Think about it. Would your loved one want to pay $10,000 a month to a nursing home out of pocket, or would they prefer to preserve their hard-earned savings and still receive quality care under Medicaid, while using their remaining assets to supplement that care? Most folks I know would choose the latter.
There are multiple strategies that may be approved by the court, including transferring excess assets into non-countable forms, using irrevocable trusts, spending down assets on qualified medical expenses, or even transferring certain assets to a caretaker child.
The key is this: your plan must be well thought out, legally sound, and completely focused on the guardian’s duty to act in the ward’s best interest.
Convincing the Court, Preserving the Future
When you go before the judge, lay it all out:
- Show the financial facts: monthly care costs, current assets, and how long they’ll last.
- Emphasize your fiduciary duty: you’re not doing this for yourself or the family, you’re doing it for the sole benefitof your ward.
- Explain that Medicaid recipients often receive the same care as private pay patients, and that private pay just adds a small monthly supplement.
Your goal is to get the court to grant you the authority to put this asset protection plan in place. Once you do, you’re on a path to helping your ward maintain quality care without draining their resources in just a few short years.

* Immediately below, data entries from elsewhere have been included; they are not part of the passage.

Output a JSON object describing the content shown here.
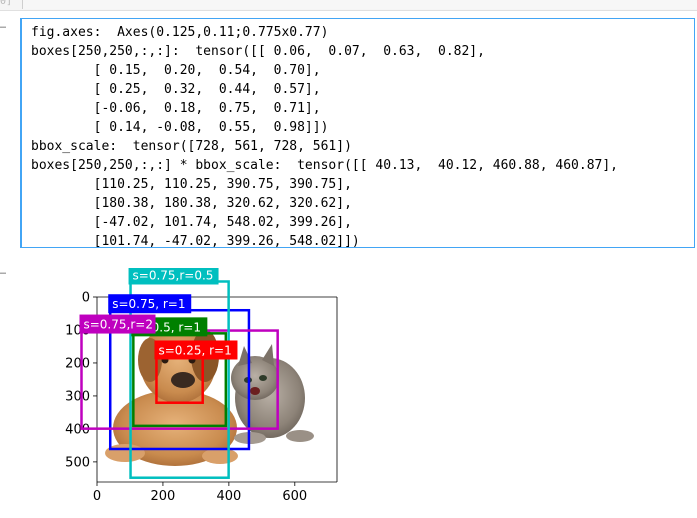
{
  "cell_prompt_fragment": "0]",
  "output_text": {
    "lines": [
      "fig.axes:  Axes(0.125,0.11;0.775x0.77)",
      "boxes[250,250,:,:]:  tensor([[ 0.06,  0.07,  0.63,  0.82],",
      "        [ 0.15,  0.20,  0.54,  0.70],",
      "        [ 0.25,  0.32,  0.44,  0.57],",
      "        [-0.06,  0.18,  0.75,  0.71],",
      "        [ 0.14, -0.08,  0.55,  0.98]])",
      "bbox_scale:  tensor([728, 561, 728, 561])",
      "boxes[250,250,:,:] * bbox_scale:  tensor([[ 40.13,  40.12, 460.88, 460.87],",
      "        [110.25, 110.25, 390.75, 390.75],",
      "        [180.38, 180.38, 320.62, 320.62],",
      "        [-47.02, 101.74, 548.02, 399.26],",
      "        [101.74, -47.02, 399.26, 548.02]])"
    ]
  },
  "ellipsis_1": "…",
  "ellipsis_2": "…",
  "chart_data": {
    "type": "image-with-bounding-boxes",
    "image_size": [
      728,
      561
    ],
    "xlim": [
      0,
      728
    ],
    "ylim": [
      561,
      0
    ],
    "xticks": [
      0,
      200,
      400,
      600
    ],
    "yticks": [
      0,
      100,
      200,
      300,
      400,
      500
    ],
    "xtick_labels": [
      "0",
      "200",
      "400",
      "600"
    ],
    "ytick_labels": [
      "0",
      "100",
      "200",
      "300",
      "400",
      "500"
    ],
    "boxes": [
      {
        "label": "s=0.75, r=1",
        "color": "#0000ff",
        "x1": 40.13,
        "y1": 40.12,
        "x2": 460.88,
        "y2": 460.87
      },
      {
        "label": "s=0.5, r=1",
        "color": "#008000",
        "x1": 110.25,
        "y1": 110.25,
        "x2": 390.75,
        "y2": 390.75
      },
      {
        "label": "s=0.25, r=1",
        "color": "#ff0000",
        "x1": 180.38,
        "y1": 180.38,
        "x2": 320.62,
        "y2": 320.62
      },
      {
        "label": "s=0.75,r=2",
        "color": "#bf00bf",
        "x1": -47.02,
        "y1": 101.74,
        "x2": 548.02,
        "y2": 399.26
      },
      {
        "label": "s=0.75,r=0.5",
        "color": "#00bfbf",
        "x1": 101.74,
        "y1": -47.02,
        "x2": 399.26,
        "y2": 548.02
      }
    ],
    "image_description_icons": [
      "dog-icon",
      "cat-icon"
    ]
  }
}
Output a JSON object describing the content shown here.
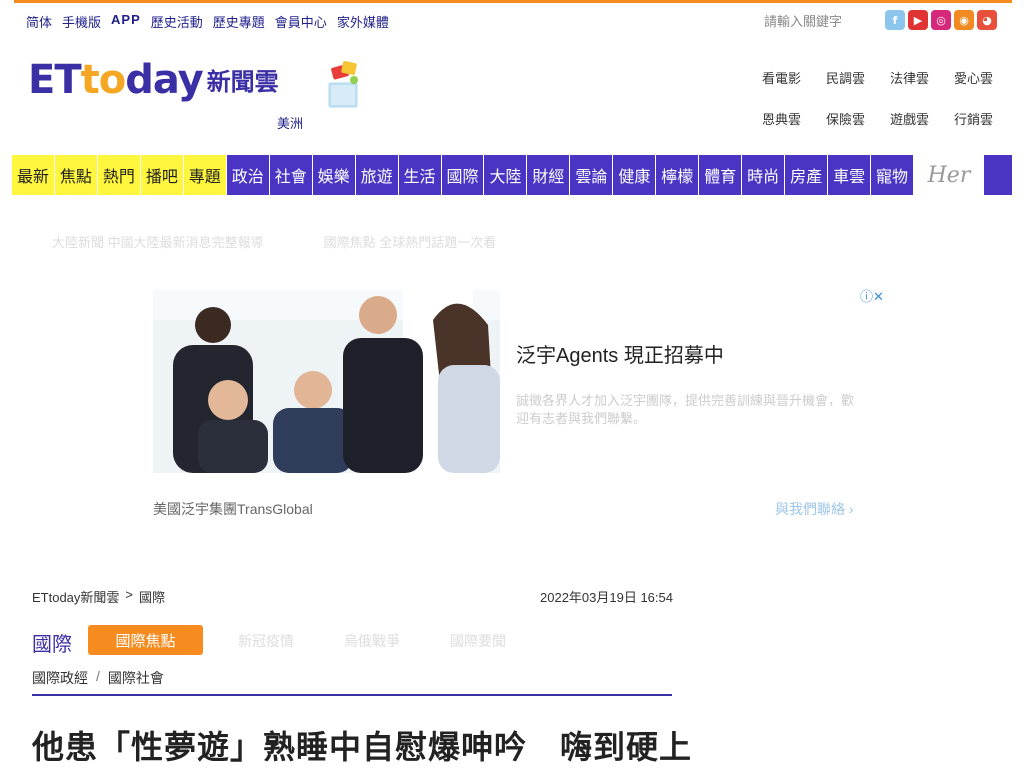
{
  "top_links": [
    "简体",
    "手機版",
    "APP",
    "歷史活動",
    "歷史專題",
    "會員中心",
    "家外媒體"
  ],
  "search": {
    "placeholder": "請輸入關鍵字"
  },
  "social_icons": [
    "facebook-icon",
    "youtube-icon",
    "instagram-icon",
    "rss-icon",
    "weibo-icon"
  ],
  "logo": {
    "et": "ET",
    "today_a": "to",
    "today_b": "day",
    "cloud": "新聞雲",
    "region": "美洲"
  },
  "subsites": [
    "看電影",
    "民調雲",
    "法律雲",
    "愛心雲",
    "恩典雲",
    "保險雲",
    "遊戲雲",
    "行銷雲"
  ],
  "nav": {
    "yellow": [
      "最新",
      "焦點",
      "熱門",
      "播吧",
      "專題"
    ],
    "purple": [
      "政治",
      "社會",
      "娛樂",
      "旅遊",
      "生活",
      "國際",
      "大陸",
      "財經",
      "雲論",
      "健康",
      "檸檬",
      "體育",
      "時尚",
      "房產",
      "車雲",
      "寵物"
    ],
    "her": "Her"
  },
  "ticker": [
    "大陸新聞 中國大陸最新消息完整報導",
    "國際焦點 全球熱門話題一次看"
  ],
  "ad": {
    "title": "泛宇Agents 現正招募中",
    "desc": "誠徵各界人才加入泛宇團隊，提供完善訓練與晉升機會，歡迎有志者與我們聯繫。",
    "advertiser": "美國泛宇集團TransGlobal",
    "cta": "與我們聯絡",
    "choice": "ⓘ✕"
  },
  "breadcrumb": {
    "home": "ETtoday新聞雲",
    "sep": ">",
    "section": "國際"
  },
  "date": "2022年03月19日 16:54",
  "section_title": "國際",
  "focus_button": "國際焦點",
  "subtabs": [
    "新冠疫情",
    "烏俄戰爭",
    "國際要聞"
  ],
  "categories": [
    "國際政經",
    "國際社會"
  ],
  "category_sep": "/",
  "headline": "他患「性夢遊」熟睡中自慰爆呻吟　嗨到硬上"
}
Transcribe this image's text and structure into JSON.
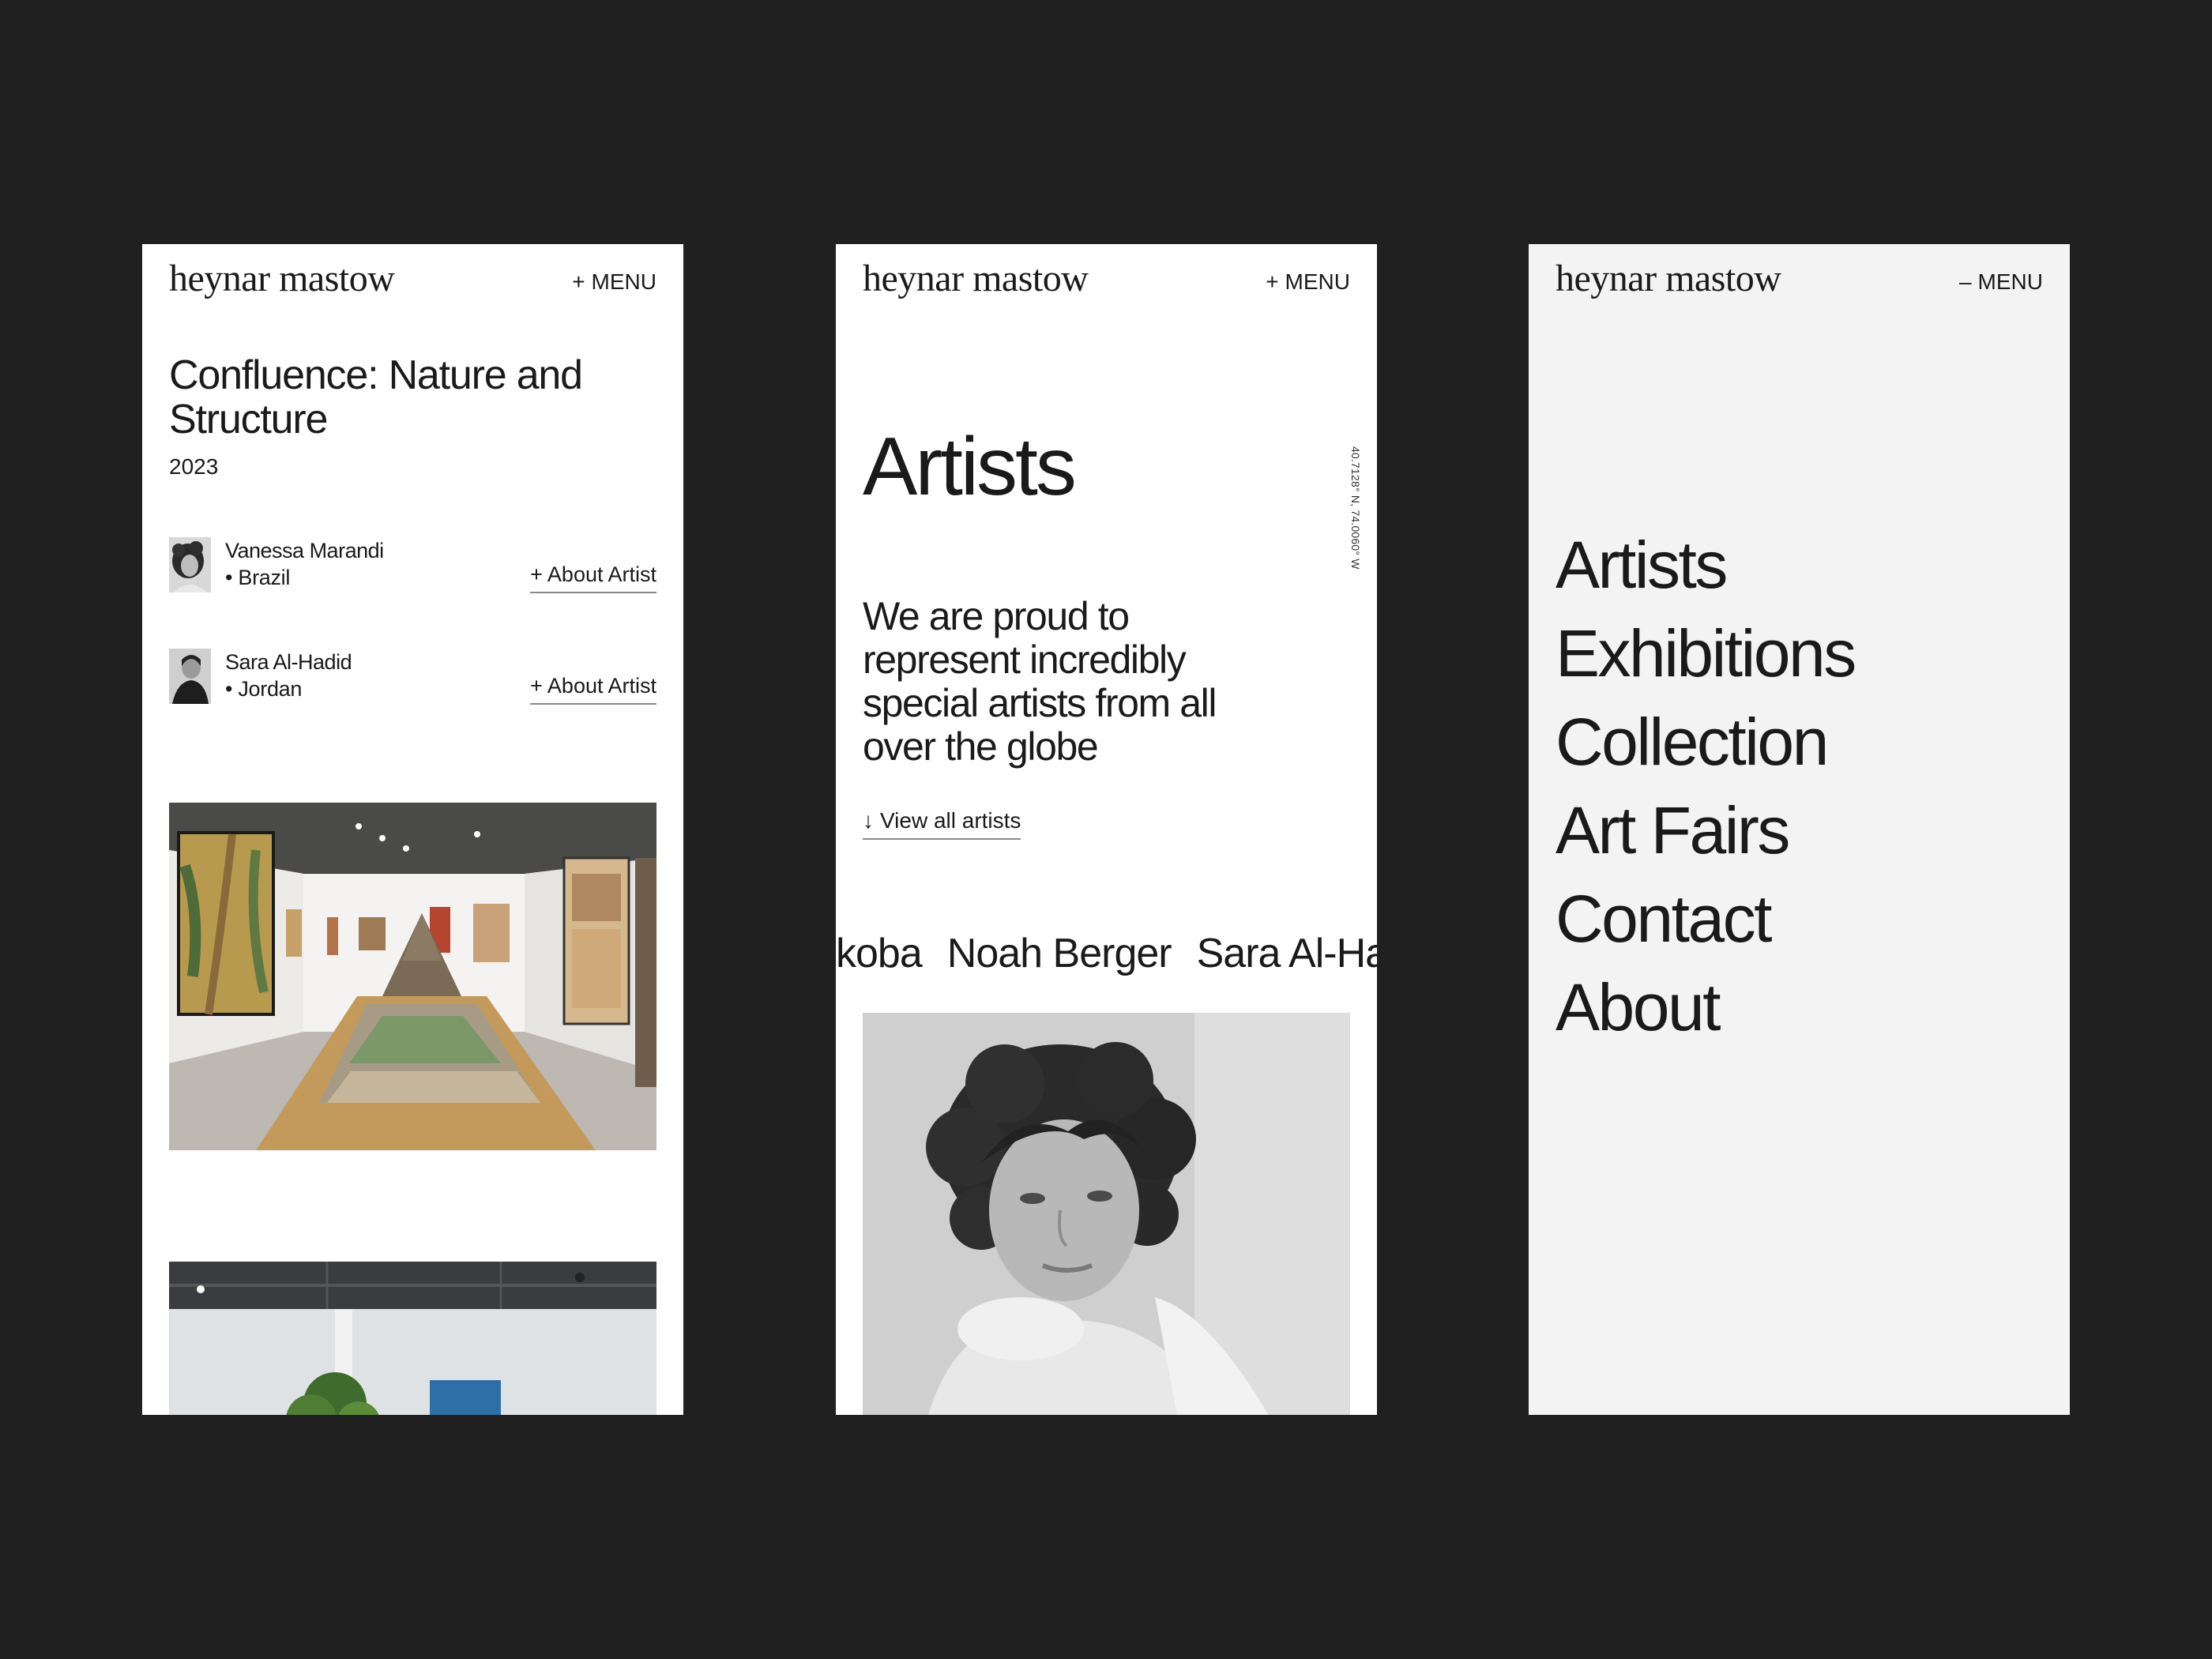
{
  "brand": "heynar mastow",
  "exhibition_screen": {
    "menu_symbol": "+",
    "menu_label": "MENU",
    "title": "Confluence: Nature and Structure",
    "year": "2023",
    "artists": [
      {
        "name": "Vanessa Marandi",
        "country": "• Brazil",
        "link": "+ About Artist"
      },
      {
        "name": "Sara Al-Hadid",
        "country": "• Jordan",
        "link": "+ About Artist"
      }
    ]
  },
  "artists_screen": {
    "menu_symbol": "+",
    "menu_label": "MENU",
    "heading": "Artists",
    "coordinates": "40.7128° N, 74.0060° W",
    "intro": "We are proud to represent incredibly special artists from all over the globe",
    "view_all_arrow": "↓",
    "view_all": "View all artists",
    "ticker": [
      "koba",
      "Noah Berger",
      "Sara Al-Ha"
    ]
  },
  "menu_screen": {
    "menu_symbol": "–",
    "menu_label": "MENU",
    "items": [
      "Artists",
      "Exhibitions",
      "Collection",
      "Art Fairs",
      "Contact",
      "About"
    ]
  },
  "colors": {
    "backdrop": "#202020",
    "page": "#ffffff",
    "menu_page": "#f3f3f3",
    "text": "#1a1a1a"
  }
}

In closing, if you’re a guardian or conservator, and you’re worried about rising care costs and dwindling assets, don’t assume your hands are tied. Get with a knowledgeable probate and elder law attorney, evaluate your court order, and take steps to go back to court for expanded powers if needed.
Because at the end of the day, your job as a guardian is more than paperwork. You’re the protector, the planner, and the voice of your loved one. And with the right plan, you can secure not just their health care—but their dignity, autonomy, and financial peace of mind.